LISA en détails

Contexte

Les ondes gravitationnelles sont des perturbations de l’espace-temps provoquées par les phénomènes les plus extrêmes de l’Univers comme par exemple la fusion de trous noirs (mais pas exclusivement). Prédites par la théorie de la Relativité Générale d’Einstein, elles ont d’abord été détectées indirectement en observant le ralentissement du pulsar binaire PSR 1913+16 au début des années 1980. La première détection directe a été réalisée en 2015 par l’observatoire au sol LIGO qui a mesuré le passage d’une onde gravitationnelle émise par la fusion de 2 trous noirs de masse stellaire. Une nouvelle fenêtre d’observation s’ouvrait pour étudier l’Univers.

Mais les observatoires terrestres (VIRGO, LIGO, KAGRA…) ne peuvent détecter ces ondes gravitationnelles que dans une gamme de fréquence comprise entre 1 Hz et 1000 Hz, limitant la liste de phénomènes observables (comme les fusions de trous noirs stellaires ou d’étoiles à neutrons).
Pour observer des ondes gravitationnelles de plus basses fréquences (entre 10-1 et 10-4 Hz) résidus des phases denses de l’Univers peu de temps après le Big Bang ou émises par des fusions de trous noirs supermassifs, il faut un détecteur beaucoup plus grand. D’où l’importance de développer un projet comme LISA.
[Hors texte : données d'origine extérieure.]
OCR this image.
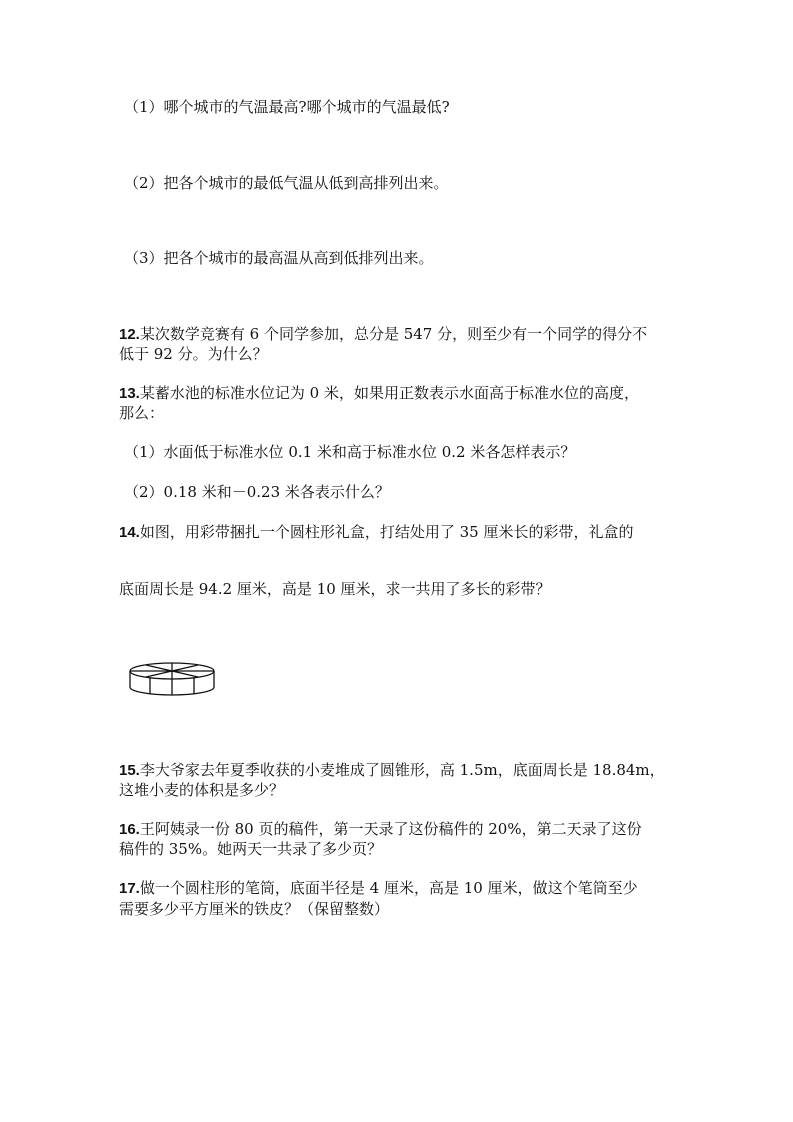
（1）哪个城市的气温最高?哪个城市的气温最低?
（2）把各个城市的最低气温从低到高排列出来。
（3）把各个城市的最高温从高到低排列出来。
12.某次数学竞赛有 6 个同学参加，总分是 547 分，则至少有一个同学的得分不
低于 92 分。为什么？
13.某蓄水池的标准水位记为 0 米，如果用正数表示水面高于标准水位的高度，
那么：
（1）水面低于标准水位 0.1 米和高于标准水位 0.2 米各怎样表示？
（2）0.18 米和－0.23 米各表示什么？
14.如图，用彩带捆扎一个圆柱形礼盒，打结处用了 35 厘米长的彩带，礼盒的
底面周长是 94.2 厘米，高是 10 厘米，求一共用了多长的彩带？
15.李大爷家去年夏季收获的小麦堆成了圆锥形，高 1.5m，底面周长是 18.84m，
这堆小麦的体积是多少？
16.王阿姨录一份 80 页的稿件，第一天录了这份稿件的 20%，第二天录了这份
稿件的 35%。她两天一共录了多少页？
17.做一个圆柱形的笔筒，底面半径是 4 厘米，高是 10 厘米，做这个笔筒至少
需要多少平方厘米的铁皮？（保留整数）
Illustration du spectre d'ondes gravitationnelles avec les sources responsables aux différentes fréquences
Illustration du spectre d'ondes gravitationnelles avec les sources responsables aux différentes fréquences © ESA

Le saviez-vous ?

Les ondes gravitationnelles se propagent à travers tout l’univers sans être sensiblement perturbées, ce qui permet d’observer des phases de l’univers encore plus jeunes que le rayonnement de fond cosmologique qui est la limite d’observation ultime lorsqu’on utilise la lumière.

La mission LISA est une mission internationale sous leadership de l’ESA, en coopération avec la NASA. 
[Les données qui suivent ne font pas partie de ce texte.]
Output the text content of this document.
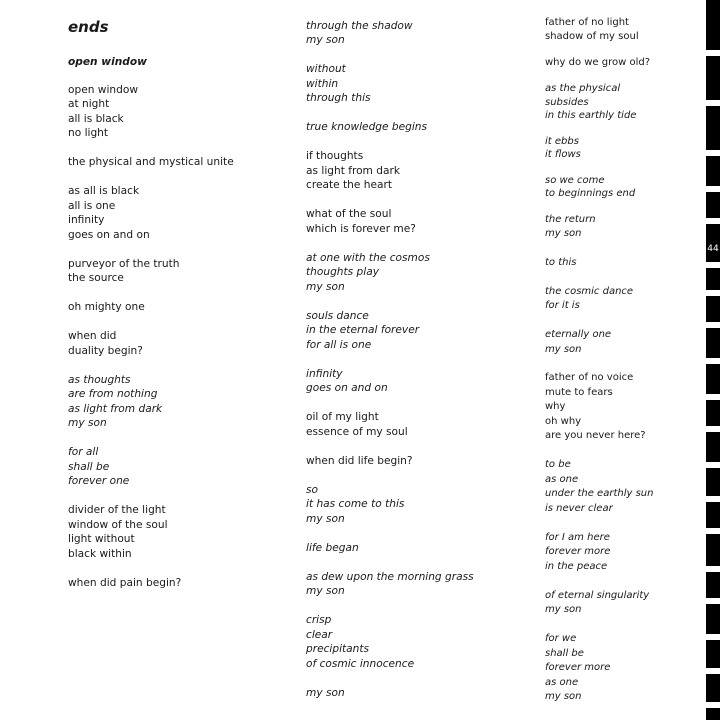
ends
open window
open window
at night
all is black
no light
the physical and mystical unite
as all is black
all is one
infinity
goes on and on
purveyor of the truth
the source
oh mighty one
when did
duality begin?
as thoughts
are from nothing
as light from dark
my son
for all
shall be
forever one
divider of the light
window of the soul
light without
black within
when did pain begin?
through the shadow
my son
without
within
through this
true knowledge begins
if thoughts
as light from dark
create the heart
what of the soul
which is forever me?
at one with the cosmos
thoughts play
my son
souls dance
in the eternal forever
for all is one
infinity
goes on and on
oil of my light
essence of my soul
when did life begin?
so
it has come to this
my son
life began
as dew upon the morning grass
my son
crisp
clear
precipitants
of cosmic innocence
my son
father of no light
shadow of my soul
why do we grow old?
as the physical
subsides
in this earthly tide
it ebbs
it flows
so we come
to beginnings end
the return
my son
to this
the cosmic dance
for it is
eternally one
my son
father of no voice
mute to fears
why
oh why
are you never here?
to be
as one
under the earthly sun
is never clear
for I am here
forever more
in the peace
of eternal singularity
my son
for we
shall be
forever more
as one
my son
44
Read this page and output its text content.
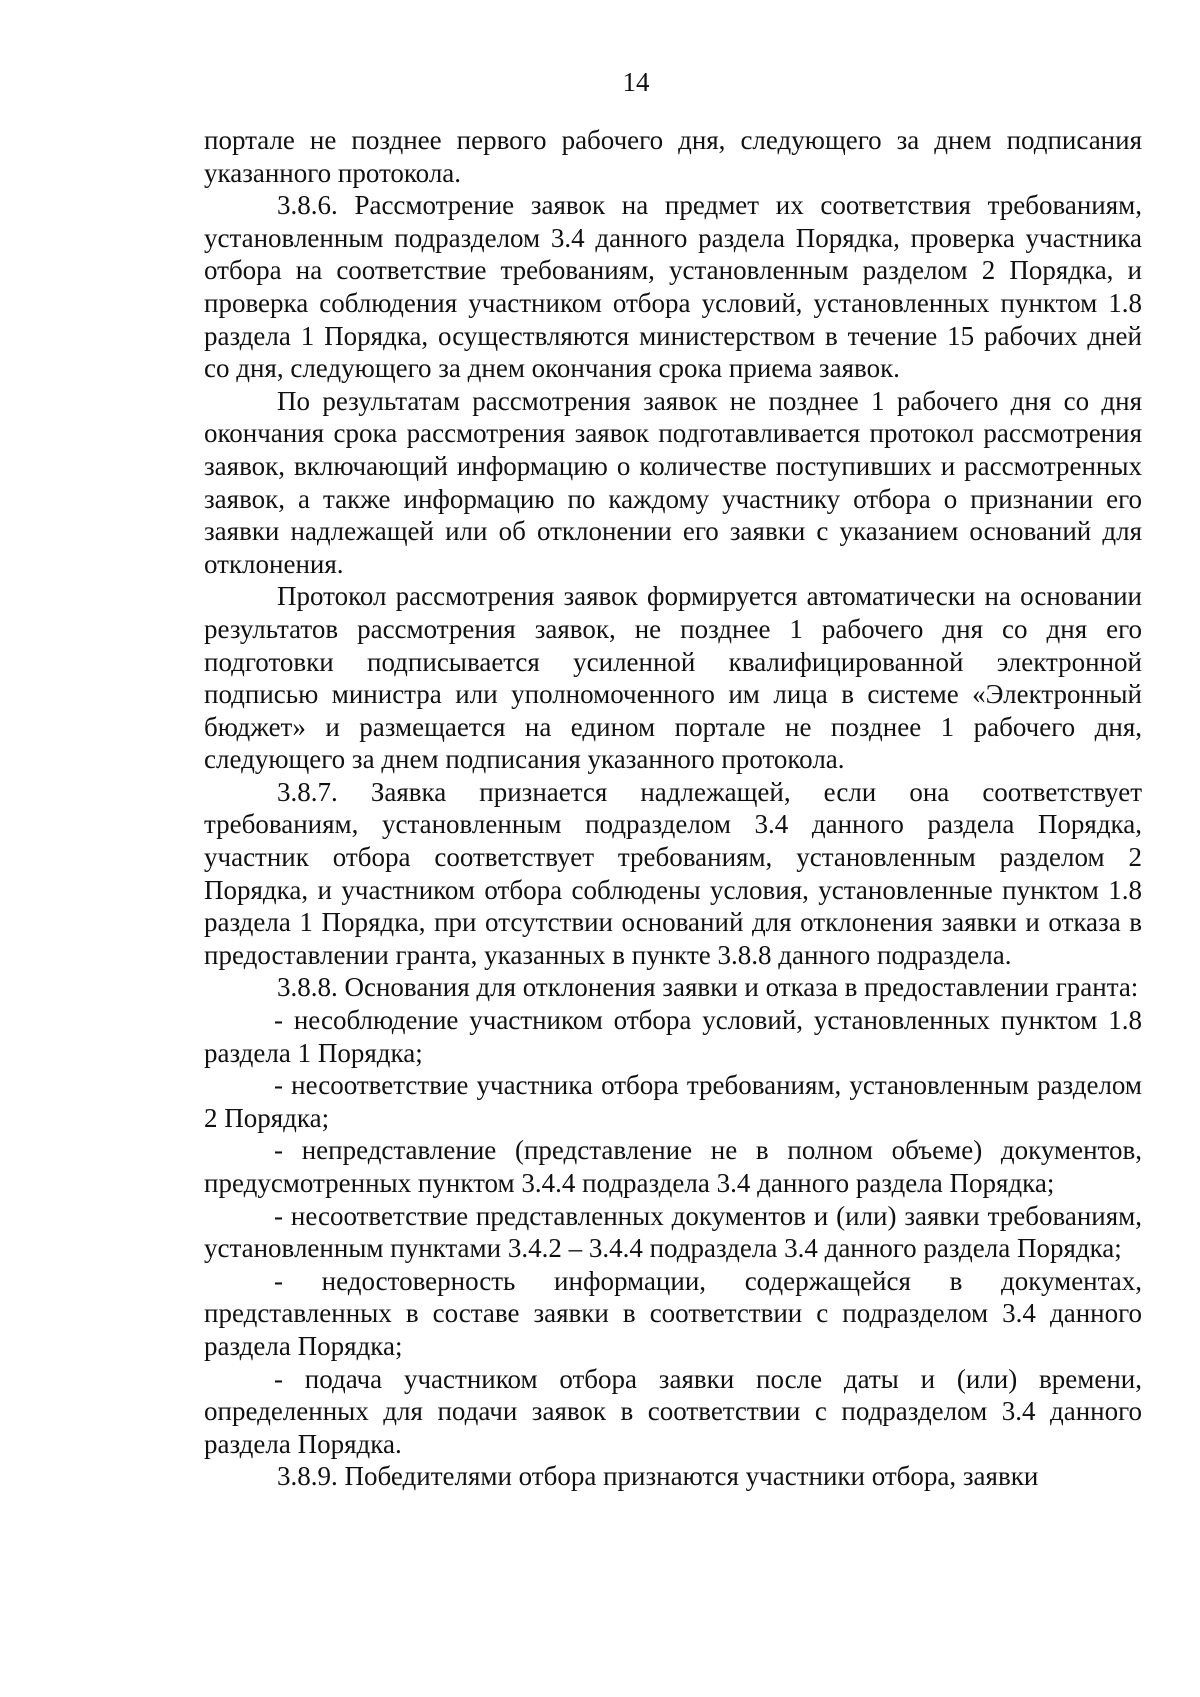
14

портале не позднее первого рабочего дня, следующего за днем подписания указанного протокола.

3.8.6. Рассмотрение заявок на предмет их соответствия требованиям, установленным подразделом 3.4 данного раздела Порядка, проверка участника отбора на соответствие требованиям, установленным разделом 2 Порядка, и проверка соблюдения участником отбора условий, установленных пунктом 1.8 раздела 1 Порядка, осуществляются министерством в течение 15 рабочих дней со дня, следующего за днем окончания срока приема заявок.

По результатам рассмотрения заявок не позднее 1 рабочего дня со дня окончания срока рассмотрения заявок подготавливается протокол рассмотрения заявок, включающий информацию о количестве поступивших и рассмотренных заявок, а также информацию по каждому участнику отбора о признании его заявки надлежащей или об отклонении его заявки с указанием оснований для отклонения.

Протокол рассмотрения заявок формируется автоматически на основании результатов рассмотрения заявок, не позднее 1 рабочего дня со дня его подготовки подписывается усиленной квалифицированной электронной подписью министра или уполномоченного им лица в системе «Электронный бюджет» и размещается на едином портале не позднее 1 рабочего дня, следующего за днем подписания указанного протокола.

3.8.7. Заявка признается надлежащей, если она соответствует требованиям, установленным подразделом 3.4 данного раздела Порядка, участник отбора соответствует требованиям, установленным разделом 2 Порядка, и участником отбора соблюдены условия, установленные пунктом 1.8 раздела 1 Порядка, при отсутствии оснований для отклонения заявки и отказа в предоставлении гранта, указанных в пункте 3.8.8 данного подраздела.

3.8.8. Основания для отклонения заявки и отказа в предоставлении гранта:

- несоблюдение участником отбора условий, установленных пунктом 1.8 раздела 1 Порядка;

- несоответствие участника отбора требованиям, установленным разделом 2 Порядка;

- непредставление (представление не в полном объеме) документов, предусмотренных пунктом 3.4.4 подраздела 3.4 данного раздела Порядка;

- несоответствие представленных документов и (или) заявки требованиям, установленным пунктами 3.4.2 – 3.4.4 подраздела 3.4 данного раздела Порядка;

- недостоверность информации, содержащейся в документах, представленных в составе заявки в соответствии с подразделом 3.4 данного раздела Порядка;

- подача участником отбора заявки после даты и (или) времени, определенных для подачи заявок в соответствии с подразделом 3.4 данного раздела Порядка.

3.8.9. Победителями отбора признаются участники отбора, заявки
● L’ESA est le contributeur principal et le maitre d’ouvrage de la mission. Elle gère les aspects planning, programmatique, budgétaire et technique de la mission complète et est responsable de la performance globale de la mission.
● La NASA, partenaire de l’ESA sur la mission LISA fournit des éléments matériels qui seront intégrés dans le segment spatial sous responsabilité de l’ESA. L’agence fournit également un segment sol scientifique complémentaire de la partie européenne (DDPC).
● Les états membres européens, à travers leurs agences spatiales, fournissent aussi des éléments matériels qui seront intégrés dans le segment spatial sous la responsabilité de l’ESA.
Ils développent et opèrent le segment sol scientifique.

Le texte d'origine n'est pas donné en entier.